Machismo na ciência: 90% das pesquisadoras afirmam ter sofrido preconceito em razão de seu gênero

Não é novidade que o mercado de trabalho pode ser um espaço desafiador para as mulheres. O ambiente, que há séculos era dominado pelo gênero masculino, teve de ser conquistado, mas ainda apresenta uma série de dificuldades e desigualdades, como disparidade salarial, menores oportunidades, descrédito e assédio.

Na carreira científica o cenário não é diferente. Sexismo disfarçado de conselho e ofensas ditas em tom de brincadeira são algumas das situações relatadas por um grupo de mulheres cientistas que, no auge de sua carreira, ainda se encontram em situações alvo de machismo e preconceito, mesmo que em um ambiente com alto nível de instrução e educação. A premiação do Nobel deste ano chamou atenção para este fato quando, em uma mesma edição do prêmio, três dos contemplados na área de ciência terem sido pesquisadoras mulheres. Em 120 anos do prêmio, com mais de 600 premiados em ciência, menos de 4% eram do gênero feminino.

Uma mulher no topo da carreira científica é uma raridade, e mesmo nessa posição de privilégio, o machismo não deixa de atingi-las, principalmente no Brasil, conforme relatam as pesquisadoras brasileiras que tiveram seu trabalho reconhecido no Prêmio para Mulheres na Ciência L’Oréal / Unesco / Academia Brasileira de Ciências (ABC).
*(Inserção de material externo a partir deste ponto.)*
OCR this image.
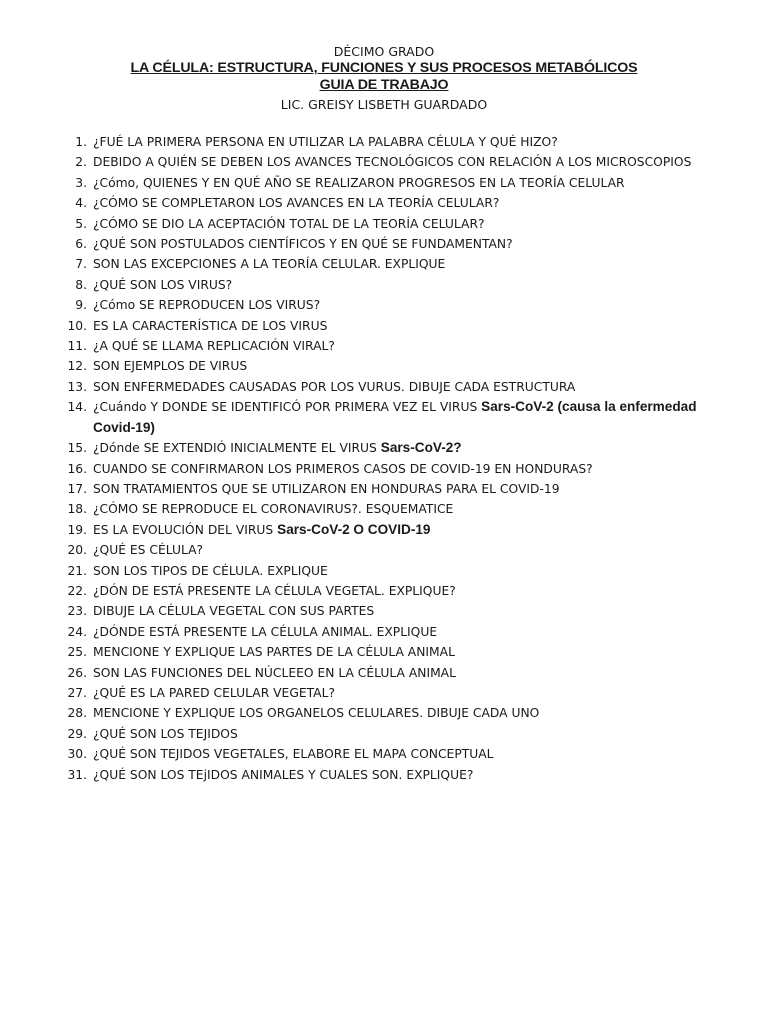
DÉCIMO GRADO
LA CÉLULA: ESTRUCTURA, FUNCIONES Y SUS PROCESOS METABÓLICOS
GUIA DE TRABAJO
LIC. GREISY LISBETH GUARDADO
1. ¿FUÉ LA PRIMERA PERSONA EN UTILIZAR LA PALABRA CÉLULA Y QUÉ HIZO?
2. DEBIDO A QUIÉN SE DEBEN LOS AVANCES TECNOLÓGICOS CON RELACIÓN A LOS MICROSCOPIOS
3. ¿Cómo, QUIENES Y EN QUÉ AÑO SE REALIZARON PROGRESOS EN LA TEORÍA CELULAR
4. ¿CÓMO SE COMPLETARON LOS AVANCES EN LA TEORÍA CELULAR?
5. ¿CÓMO SE DIO LA ACEPTACIÓN TOTAL DE LA TEORÍA CELULAR?
6. ¿QUÉ SON POSTULADOS CIENTÍFICOS Y EN QUÉ SE FUNDAMENTAN?
7. SON LAS EXCEPCIONES A LA TEORÍA CELULAR. EXPLIQUE
8. ¿QUÉ SON LOS VIRUS?
9. ¿Cómo SE REPRODUCEN LOS VIRUS?
10. ES LA CARACTERÍSTICA DE LOS VIRUS
11. ¿A QUÉ SE LLAMA REPLICACIÓN VIRAL?
12. SON EJEMPLOS DE VIRUS
13. SON ENFERMEDADES CAUSADAS POR LOS VURUS. DIBUJE CADA ESTRUCTURA
14. ¿Cuándo Y DONDE SE IDENTIFICÓ POR PRIMERA VEZ EL VIRUS Sars-CoV-2 (causa la enfermedad Covid-19)
15. ¿Dónde SE EXTENDIÓ INICIALMENTE EL VIRUS Sars-CoV-2?
16. CUANDO SE CONFIRMARON LOS PRIMEROS CASOS DE COVID-19 EN HONDURAS?
17. SON TRATAMIENTOS QUE SE UTILIZARON EN HONDURAS PARA EL COVID-19
18. ¿CÓMO SE REPRODUCE EL CORONAVIRUS?. ESQUEMATICE
19. ES LA EVOLUCIÓN DEL VIRUS Sars-CoV-2 O COVID-19
20. ¿QUÉ ES CÉLULA?
21. SON LOS TIPOS DE CÉLULA. EXPLIQUE
22. ¿DÓN DE ESTÁ PRESENTE LA CÉLULA VEGETAL. EXPLIQUE?
23. DIBUJE LA CÉLULA VEGETAL CON SUS PARTES
24. ¿DÓNDE ESTÁ PRESENTE LA CÉLULA ANIMAL. EXPLIQUE
25. MENCIONE Y EXPLIQUE LAS PARTES DE LA CÉLULA ANIMAL
26. SON LAS FUNCIONES DEL NÚCLEEO EN LA CÉLULA ANIMAL
27. ¿QUÉ ES LA PARED CELULAR VEGETAL?
28. MENCIONE Y EXPLIQUE LOS ORGANELOS CELULARES. DIBUJE CADA UNO
29. ¿QUÉ SON LOS TEJIDOS
30. ¿QUÉ SON TEJIDOS VEGETALES, ELABORE EL MAPA CONCEPTUAL
31. ¿QUÉ SON LOS TEjIDOS ANIMALES Y CUALES SON. EXPLIQUE?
Para comemorar os 15 anos que completam esta iniciativa, os organizadores decidiram ouvir essas cientistas e traçar um panorama sobre o que foi vivido ao longo destes anos pela perspectiva feminina, a fim de observar e refletir sobre o que pode ser melhorado para incentivar e melhorar a prática da ciência feminina.
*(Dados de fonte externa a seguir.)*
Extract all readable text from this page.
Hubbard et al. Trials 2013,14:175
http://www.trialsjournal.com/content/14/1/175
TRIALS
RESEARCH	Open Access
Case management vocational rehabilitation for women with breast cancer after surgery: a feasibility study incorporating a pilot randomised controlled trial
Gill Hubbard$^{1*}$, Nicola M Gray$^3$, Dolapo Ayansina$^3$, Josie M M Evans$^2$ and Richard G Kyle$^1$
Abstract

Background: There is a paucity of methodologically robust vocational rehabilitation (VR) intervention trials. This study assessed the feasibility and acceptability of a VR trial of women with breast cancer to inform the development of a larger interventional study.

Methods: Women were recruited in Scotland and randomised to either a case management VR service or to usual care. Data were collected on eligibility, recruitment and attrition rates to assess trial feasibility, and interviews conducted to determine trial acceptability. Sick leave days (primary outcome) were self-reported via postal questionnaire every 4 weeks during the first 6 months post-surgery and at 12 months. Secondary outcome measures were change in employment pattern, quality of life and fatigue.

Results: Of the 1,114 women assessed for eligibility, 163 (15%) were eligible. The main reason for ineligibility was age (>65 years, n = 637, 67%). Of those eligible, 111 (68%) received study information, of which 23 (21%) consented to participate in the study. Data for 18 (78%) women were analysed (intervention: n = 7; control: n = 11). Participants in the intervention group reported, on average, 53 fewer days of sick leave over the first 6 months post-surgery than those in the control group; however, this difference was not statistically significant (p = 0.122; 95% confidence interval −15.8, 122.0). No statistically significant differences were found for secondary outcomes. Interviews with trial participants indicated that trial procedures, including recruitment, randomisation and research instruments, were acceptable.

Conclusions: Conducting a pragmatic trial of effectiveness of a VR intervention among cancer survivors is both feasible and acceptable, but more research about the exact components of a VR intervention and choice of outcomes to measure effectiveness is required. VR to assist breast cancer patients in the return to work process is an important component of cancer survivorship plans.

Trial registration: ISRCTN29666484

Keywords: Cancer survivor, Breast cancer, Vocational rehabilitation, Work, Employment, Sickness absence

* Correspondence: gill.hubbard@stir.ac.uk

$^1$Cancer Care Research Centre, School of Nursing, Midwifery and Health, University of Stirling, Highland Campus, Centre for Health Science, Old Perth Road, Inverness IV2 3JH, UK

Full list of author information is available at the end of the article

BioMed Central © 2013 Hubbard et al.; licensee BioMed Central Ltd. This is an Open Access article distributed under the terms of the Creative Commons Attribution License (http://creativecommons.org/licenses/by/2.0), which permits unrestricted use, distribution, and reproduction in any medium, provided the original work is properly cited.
Segundo o levantamento feito pelo Estadão, 90% destas cientistas afirmam já terem vivenciado alguma situação de preconceito ou discriminação em razão do seu gênero. Neste levantamento, foram entrevistadas 70 mulheres, das 96 premiadas até o ano passado, onde elas relataram situações incômodas durante o dia a dia, como comentários inoportunos, brincadeiras ou insinuações machistas.

Na pesquisa, 74% delas afirmaram que tiveram que mudar seu comportamento para serem levadas à sério por colegas de trabalho. Na maior parte dos casos, segundo uma das entrevistadas, o preconceito é velado, com o desrespeito aparecendo apenas nas entrelinhas. Outro número assustador é que, ao menos, 70% já foi vítima ou presenciou alguma situação de abuso ou assédio sexual, de forma física ou verbal. Destas, apenas uma em cada quatro cientistas considera que a administração de seus ambientes de trabalho acreditou na veracidade das denúncias de tais situações.